Making sure that these extremely complex systems work as they are supposed to is challenging. One important challenge is that complex systems often have properties that are not ‘designed’ into them but instead emerge from their evolution and interactions with their environment. Well-known examples include the complex network structure of the World Wide Web, the physical Internet or computer virus spreading patterns resulting from the interaction of user behaviour and complex networks. Recently, complex social networks have started playing an increasing role through Web 2.0 and peer-to-peer technologies where they shape the content of the services as well as their usage patterns (such as flash crowds and BitTorrent traffic), which adds further complexity.
A traditional approach to automatically managing complex systems involves control loops (Kephart & Chess 2003), where the idea is to replace human operators with controllers that monitor the system and perform corrective actions. In the light of the above observations, however, we emphasize the importance of understanding the self-organizing, emergent characteristics of complex systems. This knowledge is essential for building control loops as well, but taking the idea one step further, we believe that we could also influence or even engineer desirable emergent behaviours from bottom up.
Engineering emergence through well-designed local interactions to achieve a desired aggregate global behaviour is potentially much cheaper and simpler to implement, as it does not require specialized infrastructures. In particular, in the context of ubiquitous computing, where devices can easily interact locally but where global, unicast-style communication is expensive to implement, this line of thinking is especially promising.
In this paper, we outline our approach to designing global behaviour based on local interaction through the analogy of gossiping in §2. In §3, to provide inspiration and to illustrate that gossiping could be a relevant paradigm in ubiquitous computing, we describe a novel protocol for allowing a set of mobile nodes to self-organize into formations. Section 4 concludes the paper.
2. Gossip protocols
The term ‘gossip protocol’ was probably used for the first time in the seminal work of Demers et al. (1987), where they proposed protocols for spreading updates to replicas of a database. The idea in a nutshell is that all nodes execute the same simple algorithm, which periodically selects a random member from the network, and sends and/or requests fresh updates to/from the selected node. It can be shown that as a result, new updates spread in logarithmic time over the network, much like gossiping in social networks.
Subsequently, the concept has come to be interpreted more widely, and now covers many protocols that share some key characteristics such as periodic communication, information exchange with random neighbours and rapid convergence (Kermarrec & van Steen 2007). Instead of attempting to give a more exact definition, we first overview a few gossip-based implementations for different functions in wired networks, and describe how these functions can be built on top of each other. Later on, we argue for the usefulness of this design philosophy and the particular services in a ubiquitous computing setting.
(a) Gossip-based services and protocols in wired networks
Algorithm 1 illustrates the skeleton of a typical gossip protocol. The basic idea is that at regular time intervals, each node exchanges information with a peer node (usually selected randomly) from the network, followed by updating its local state based on the information exchange. The generic algorithm is instantiated by specifying the local state and providing implementations for the peer selection mechanism and the state update method. One can also obtain push-only, or pull-only versions by removing the symmetric communication step.
Algorithm 1. The gossip algorithm skeleton.
(i) Information dissemination
Perhaps the simplest instance of this skeleton is the propagation of updates among replicas of a database.
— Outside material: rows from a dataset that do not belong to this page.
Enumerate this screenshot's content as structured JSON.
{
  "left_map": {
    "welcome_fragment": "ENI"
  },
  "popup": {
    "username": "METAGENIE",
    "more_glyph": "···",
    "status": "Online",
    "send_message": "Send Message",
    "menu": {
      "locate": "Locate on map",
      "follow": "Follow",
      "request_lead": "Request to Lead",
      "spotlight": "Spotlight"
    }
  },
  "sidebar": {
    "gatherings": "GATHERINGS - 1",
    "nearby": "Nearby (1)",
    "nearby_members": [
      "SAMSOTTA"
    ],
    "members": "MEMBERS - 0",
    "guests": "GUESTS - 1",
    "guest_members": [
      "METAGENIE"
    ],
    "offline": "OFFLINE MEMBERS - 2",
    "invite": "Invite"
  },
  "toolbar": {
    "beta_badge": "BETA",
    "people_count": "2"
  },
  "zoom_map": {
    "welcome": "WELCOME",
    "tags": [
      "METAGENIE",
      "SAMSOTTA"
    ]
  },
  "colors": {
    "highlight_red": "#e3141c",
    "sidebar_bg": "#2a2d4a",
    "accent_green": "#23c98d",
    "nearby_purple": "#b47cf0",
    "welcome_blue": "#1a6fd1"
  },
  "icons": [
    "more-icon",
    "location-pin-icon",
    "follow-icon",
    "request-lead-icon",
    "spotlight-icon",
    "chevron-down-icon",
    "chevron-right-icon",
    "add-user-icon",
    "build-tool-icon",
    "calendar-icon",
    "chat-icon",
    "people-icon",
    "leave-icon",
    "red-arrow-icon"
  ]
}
There are numerous variations of this algorithm: we describe only the anti-entropy gossip version here (Demers et al. 1987).
In this case, state of a node is the database replica it hosts and method selectPeer( ) returns a random node from the network. During the exchange, the two communicating nodes resolve the differences between their copies of the database, and subsequently both update their own copy applying the new updates learned from the peer.
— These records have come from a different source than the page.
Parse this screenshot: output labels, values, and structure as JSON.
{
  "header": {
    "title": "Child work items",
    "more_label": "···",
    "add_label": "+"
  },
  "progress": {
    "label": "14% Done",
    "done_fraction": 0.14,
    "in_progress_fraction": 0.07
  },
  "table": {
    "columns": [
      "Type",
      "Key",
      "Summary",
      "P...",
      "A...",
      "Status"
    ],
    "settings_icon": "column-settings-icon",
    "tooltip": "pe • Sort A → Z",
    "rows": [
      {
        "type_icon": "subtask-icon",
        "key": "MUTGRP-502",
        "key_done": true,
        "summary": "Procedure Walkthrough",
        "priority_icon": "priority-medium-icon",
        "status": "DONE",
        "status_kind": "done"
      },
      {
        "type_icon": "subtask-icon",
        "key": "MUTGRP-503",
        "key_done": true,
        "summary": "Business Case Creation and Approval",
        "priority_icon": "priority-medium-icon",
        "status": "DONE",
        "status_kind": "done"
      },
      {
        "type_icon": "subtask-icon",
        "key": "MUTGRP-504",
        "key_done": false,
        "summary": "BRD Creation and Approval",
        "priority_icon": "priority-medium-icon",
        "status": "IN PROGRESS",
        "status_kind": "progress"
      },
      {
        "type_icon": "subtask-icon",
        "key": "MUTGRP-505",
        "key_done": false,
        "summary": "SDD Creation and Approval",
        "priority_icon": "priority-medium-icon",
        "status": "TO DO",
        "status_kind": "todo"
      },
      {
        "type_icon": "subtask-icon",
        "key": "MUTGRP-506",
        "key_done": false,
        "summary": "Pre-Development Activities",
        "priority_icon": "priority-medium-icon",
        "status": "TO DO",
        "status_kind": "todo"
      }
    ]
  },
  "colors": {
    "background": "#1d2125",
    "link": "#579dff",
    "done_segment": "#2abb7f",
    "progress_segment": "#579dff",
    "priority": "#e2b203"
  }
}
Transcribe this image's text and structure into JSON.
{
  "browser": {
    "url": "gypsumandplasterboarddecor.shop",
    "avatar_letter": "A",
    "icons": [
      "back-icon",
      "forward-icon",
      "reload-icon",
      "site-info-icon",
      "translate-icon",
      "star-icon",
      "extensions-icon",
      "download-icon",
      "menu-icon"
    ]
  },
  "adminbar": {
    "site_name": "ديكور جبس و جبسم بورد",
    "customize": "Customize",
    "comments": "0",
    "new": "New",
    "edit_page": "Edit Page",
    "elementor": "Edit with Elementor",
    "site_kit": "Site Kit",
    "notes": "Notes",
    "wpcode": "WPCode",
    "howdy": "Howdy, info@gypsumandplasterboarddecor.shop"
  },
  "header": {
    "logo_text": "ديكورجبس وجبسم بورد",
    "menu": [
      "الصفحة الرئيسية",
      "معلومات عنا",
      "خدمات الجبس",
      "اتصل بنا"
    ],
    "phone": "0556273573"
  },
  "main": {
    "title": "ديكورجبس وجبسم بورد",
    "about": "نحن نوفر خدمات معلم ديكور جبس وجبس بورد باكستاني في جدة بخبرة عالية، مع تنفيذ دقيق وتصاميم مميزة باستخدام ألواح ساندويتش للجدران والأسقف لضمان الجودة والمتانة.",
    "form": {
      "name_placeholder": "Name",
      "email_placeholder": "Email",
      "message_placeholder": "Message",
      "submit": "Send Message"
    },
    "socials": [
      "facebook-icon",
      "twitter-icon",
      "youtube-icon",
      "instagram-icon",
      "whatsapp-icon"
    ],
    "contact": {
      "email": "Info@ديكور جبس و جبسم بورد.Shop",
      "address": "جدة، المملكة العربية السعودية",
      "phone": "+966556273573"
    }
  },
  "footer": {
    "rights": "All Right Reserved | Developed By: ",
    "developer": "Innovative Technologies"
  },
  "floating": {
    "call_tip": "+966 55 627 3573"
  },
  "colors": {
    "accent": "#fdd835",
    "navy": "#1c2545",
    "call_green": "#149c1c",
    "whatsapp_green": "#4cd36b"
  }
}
The attractiveness of this probabilistic approach to spreading new information lies in its simplicity and robustness to benign failures: message loss or crashing nodes are tolerated extremely well. In addition, performance of the algorithm is also very favourable: most variants of the algorithm will spread any new update in the entire network in O(log N) time steps (where N is network size) with high probability.
(ii) Peer sampling
One key component in the previous example was method selectPeer( ) that returns a random sample from the network. This service, which we call peer sampling, is important in a number of other distributed applications as well. In very large dynamic systems, the full list of nodes is typically not available at all nodes, so implementing this service is non-trivial.
Interestingly, the gossip paradigm offers a natural approach for implementing the very service it relies on. In this realization, state of a node consists of a small random sample from the network called a view, and method update( ) simply merges the view received from the peer with the local view, and keeps, for example, a random subset of the resulting view. An extensive discussion of this service and its variations is provided by Jelasity et al. (2007b). Recently, a secure version has also been proposed by Bortnikov et al. (2008).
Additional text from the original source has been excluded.